JD Vance mit Papst Leo XIV. (Archivfoto)
J.D. Vance mit Papst Leo XIV. (Archivfoto)
© ABACA / DPA
Nach Trumps Kritik widerspricht auch sein Vize Vance dem Papst erneut deutlich und fordert Zurückhaltung. Die Spannungen zwischen Vatikan und Weißem Haus wachsen.

US-Vizepräsident J.D. Vance hat die Kritik von Papst Leo XIV. am Krieg gegen Iran zurückgewiesen und den Pontifex zur Zurückhaltung aufgefordert. Bei einer Veranstaltung der konservativen Organisation Turning Point USA mahnte Vance, Aussagen über Theologie müssten „in der Wahrheit verankert“ sein. „In derselben Weise, wie es wichtig ist, dass der Vizepräsident der Vereinigten Staaten vorsichtig ist, wenn er über Fragen der öffentlichen Politik spricht, ist es, denke ich, sehr, sehr wichtig, dass der Papst vorsichtig ist, wenn er über Fragen der Theologie spricht“, sagt der US-Vizepräsident. 

Zugleich betonte Vance, dass er den Papst bewundere und nichts dagegen habe, dass dieser sich zu aktuellen Ereignissen äußere. Allerdings widersprach er dessen Haltung zum Konflikt im Nahen Osten.

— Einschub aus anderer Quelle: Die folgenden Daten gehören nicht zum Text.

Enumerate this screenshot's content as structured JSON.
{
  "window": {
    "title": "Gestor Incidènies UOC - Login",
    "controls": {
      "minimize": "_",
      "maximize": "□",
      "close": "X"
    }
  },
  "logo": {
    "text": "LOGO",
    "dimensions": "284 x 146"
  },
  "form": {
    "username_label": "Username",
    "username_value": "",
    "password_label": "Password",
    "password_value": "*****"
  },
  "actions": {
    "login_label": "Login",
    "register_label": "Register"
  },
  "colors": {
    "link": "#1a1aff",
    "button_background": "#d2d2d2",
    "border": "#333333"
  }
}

Leo XIV. hatte in der vergangenen Woche in sozialen Medien erklärt, Gott segne keinen Konflikt. „Wer ein Jünger Christi, des Fürsten des Friedens, ist, steht niemals auf der Seite derjenigen, die einst das Schwert führten und heute Bomben abwerfen“, schrieb der Papst.

Kontroverse zwischen Trump und Papst bringt Vance in die Bredouille

Bei der Veranstaltung stellte Vance die Frage, ob die Aussage des Pontifex auch für den Zweiten Weltkrieg gelte, als amerikanische Truppen Frankreich von Nazi-Deutschland befreiten und Menschen aus Konzentrationslagern retteten. „Wie kann man sagen, dass Gott niemals auf der Seite derjenigen steht, die das Schwert führen?“, so Vance.

Es ist nicht das erste Mal, dass Vance versucht, den Papst in die Schranken zu weisen. In einem Interview mit dem US-Sender Fox News hatte der US-Vizepräsident am Montag gesagt, es sei „das Beste für den Vatikan, sich auf moralische Fragen zu beschränken“.

Die Äußerungen fielen vor dem Hintergrund wachsender Spannungen zwischen dem Vatikan und dem Weißen Haus. US-Präsident Donald Trump hatte den Papst zuvor öffentlich angegriffen und dessen Haltung zum Irankrieg als „schwach“ bezeichnet. Vance gerät damit in eine heikle Lage: Er gehört zu den prominentesten Katholiken in der US-Politik, und hatte seinen Übertritt zum Katholizismus 2019 mehrfach öffentlich thematisiert.